If you feel you’re falling behind in the income race, it’s not just your imagination. The wealth gap between the top 1 percent and the bottom 99 percent in the United States is as wide as it’s been in nearly 100 years, a new study finds.
For starters, between 1993 and 2012, the real incomes of the 1 percent grew 86.1 percent, while those of the 99 percent grew 6.6 percent, according to the study, based on Internal Revenue Service statistics examined by economists at UC Berkeley, the Paris School of Economics and Oxford University.
The top 1 percent is defined as families with incomes above $394,000 in 2012.
The Great Recession hit the top 1 percent harder than other income groups, but the wealthy recovered quicker too. From 2009 to 2012, as the U.S. economy improved, incomes of the top 1 percent grew more than 31 percent, while the incomes of the 99 percent grew 0.4 percent — less than half a percentage point.

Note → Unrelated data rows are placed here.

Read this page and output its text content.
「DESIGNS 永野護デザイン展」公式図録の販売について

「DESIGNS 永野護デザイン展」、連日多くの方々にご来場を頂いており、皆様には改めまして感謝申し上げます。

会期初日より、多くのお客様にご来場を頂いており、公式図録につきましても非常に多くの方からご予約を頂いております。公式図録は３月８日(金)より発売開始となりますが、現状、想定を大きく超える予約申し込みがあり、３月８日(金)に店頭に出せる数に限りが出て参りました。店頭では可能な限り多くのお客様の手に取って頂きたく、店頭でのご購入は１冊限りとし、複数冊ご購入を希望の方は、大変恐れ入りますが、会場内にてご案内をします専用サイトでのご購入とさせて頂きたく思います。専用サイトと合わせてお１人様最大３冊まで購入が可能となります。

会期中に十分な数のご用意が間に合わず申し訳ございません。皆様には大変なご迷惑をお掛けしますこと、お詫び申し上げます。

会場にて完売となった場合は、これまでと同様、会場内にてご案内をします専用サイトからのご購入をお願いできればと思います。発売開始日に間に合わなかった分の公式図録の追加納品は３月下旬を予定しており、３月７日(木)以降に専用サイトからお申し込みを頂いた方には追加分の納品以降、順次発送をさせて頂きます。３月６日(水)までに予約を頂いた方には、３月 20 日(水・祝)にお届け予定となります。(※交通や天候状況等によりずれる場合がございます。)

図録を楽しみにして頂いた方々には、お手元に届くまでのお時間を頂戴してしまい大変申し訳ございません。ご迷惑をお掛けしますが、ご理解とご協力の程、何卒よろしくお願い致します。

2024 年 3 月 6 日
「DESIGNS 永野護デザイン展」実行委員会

“This implies that the top 1 percent incomes captured just over two-thirds of the overall economic growth of real incomes per family over the period 1993-2012,” economist Emmanuel Saez of UC Berkeley writes.
The 1929 stock market crash that preceded the Great Depression, followed by World War II, reduced an earlier national income gap for decades. But it began to grow again in the 1970s, and has widened since.
Saez attributes the trend not just to technology and job outsourcing, but to the reduced power of progressive tax policies and unions, along with “changing social norms regarding pay inequality.”